Mr. Edkins assumed the bland expression that all servants knew how to wear. “Of course. Such as they were. He wanted to know what I knew about my master’s death. The answer was nothing at all. I was asleep at the time. He also wanted to know my master’s movements that day. I told him what I knew for certain because I had seen it. When he rose from bed, when he went below. I did not think it wise to report what I was told he would do, such as ride out or such as that. If I did not witness it, I did not tell this man it had happened.”
“Wise of you. What you heard would happen or did happen may not have happened, and including that could complicate the information.”
“Thank you, sir. Although I confess that I did it out of pique at this man’s manner. I admit that my goal was to give him as little as required.”
Chase stood. “Will you show me the lake? If you want to fish, you can. My questions will not take long, but they may be more specific than the magistrate’s.”
Mr. Edkins led the way through the house. He removed a rod and some equipment from a tall holder near the garden door. Together they exited the garden through a back portal and walked the fifty feet to the lake. Edkins set about preparing his rod while Chase took in the peaceful scene.

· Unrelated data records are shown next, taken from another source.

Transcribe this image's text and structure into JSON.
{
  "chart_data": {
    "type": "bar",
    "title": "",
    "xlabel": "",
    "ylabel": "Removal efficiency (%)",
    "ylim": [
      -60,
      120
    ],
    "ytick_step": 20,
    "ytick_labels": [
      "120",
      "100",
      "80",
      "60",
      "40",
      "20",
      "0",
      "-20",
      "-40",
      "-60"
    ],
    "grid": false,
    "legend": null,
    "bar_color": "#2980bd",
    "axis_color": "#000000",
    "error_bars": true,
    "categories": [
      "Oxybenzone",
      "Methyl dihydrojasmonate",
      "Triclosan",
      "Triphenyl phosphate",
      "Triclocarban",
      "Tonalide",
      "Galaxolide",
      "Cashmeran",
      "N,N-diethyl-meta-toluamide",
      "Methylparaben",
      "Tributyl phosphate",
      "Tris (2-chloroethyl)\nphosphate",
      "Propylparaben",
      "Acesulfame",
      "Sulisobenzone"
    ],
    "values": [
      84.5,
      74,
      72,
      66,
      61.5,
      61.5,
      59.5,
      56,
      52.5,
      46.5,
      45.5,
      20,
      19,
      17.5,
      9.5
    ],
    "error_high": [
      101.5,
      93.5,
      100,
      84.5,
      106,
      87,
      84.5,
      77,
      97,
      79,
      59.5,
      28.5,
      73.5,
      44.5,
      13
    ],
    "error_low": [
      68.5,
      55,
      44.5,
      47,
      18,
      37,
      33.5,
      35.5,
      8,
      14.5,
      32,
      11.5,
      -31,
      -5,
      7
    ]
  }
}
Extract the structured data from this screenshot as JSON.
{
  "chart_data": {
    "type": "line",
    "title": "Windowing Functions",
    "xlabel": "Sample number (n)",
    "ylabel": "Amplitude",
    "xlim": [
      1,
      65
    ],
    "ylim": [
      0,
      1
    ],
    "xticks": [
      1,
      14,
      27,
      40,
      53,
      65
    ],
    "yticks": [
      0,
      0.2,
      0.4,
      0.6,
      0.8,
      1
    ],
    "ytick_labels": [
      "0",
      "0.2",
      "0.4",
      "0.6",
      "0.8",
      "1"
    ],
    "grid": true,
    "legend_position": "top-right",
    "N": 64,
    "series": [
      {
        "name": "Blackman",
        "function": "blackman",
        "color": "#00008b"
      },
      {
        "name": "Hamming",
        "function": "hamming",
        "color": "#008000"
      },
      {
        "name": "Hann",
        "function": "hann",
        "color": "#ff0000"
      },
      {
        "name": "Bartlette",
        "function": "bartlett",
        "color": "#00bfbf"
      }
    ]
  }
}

The valet cast his line. Chase sat on a large tree stump.
“Mr. Edkins, were any family members at Melton Park that day, or during the three days before?”
“I saw none and heard none. The butler would know better than I.”
“The duke may have mentioned it while you tended to him, however.”
Edkins moved his lure in a long, deep circle. “He mentioned no relative’s name to me.”
The man was answering the way he had answered the magistrate. Guarded. That alone piqued Chase’s curiosity. Had Minerva received more forthright answers? She had no standing to ask, which alone may have garnered her more.
“Did anyone visit? Anyone at all? A neighbor, perhaps. A business associate. Even if you did not know the name and did not serve them in any way, were you aware of anyone like that being on the property?” He could find no other way to cover all eventualities.
Edkins studied his line. He made the lure bob. He appeared not to have heard the question.
“One,” he finally said. “That afternoon. I looked out into the garden and saw His Grace with someone. A woman.”
“One of his sisters?”
“I can’t say. I don’t think she entered through the house. I think perhaps she came in the garden from the back. I could not see her well. I only know it was a woman from the bonnet and such. They were among the trees in back, strolling.”
“Do you think he expected her?”
“I wouldn’t know. He talked with her, though. He did not make her leave.”
A woman. Damnation. “Have you ever seen someone who you think was this woman? In London, for example?” He added the last to appease his conscience that he was not really asking if Edkins had seen that woman a half an hour ago, in his own sitting room.
“I can’t say that I have, sir.”
That was not the same thing as saying he hadn’t.
“That evening, after dinner, did the duke return to his chambers? Did you serve him?”
“No. I was in the dressing room dozing as was my habit. He came up very late most nights. I rarely prepared him for sleep before midnight. Then suddenly it was morning and he had never come. We soon knew why.” Sadness flexed his expression. He squinted behind the spectacles.
“What do you think happened?”
“I think he fell. It is not safe up there. That wall would not protect him much if he slipped. I don’t know why he went up there at night like that, with it so dangerous.”
He went because up there at night, nothing existed except him and the vast night sky. Uncle Frederick had not been an especially spiritual man, except for his habit of taking walks under the stars.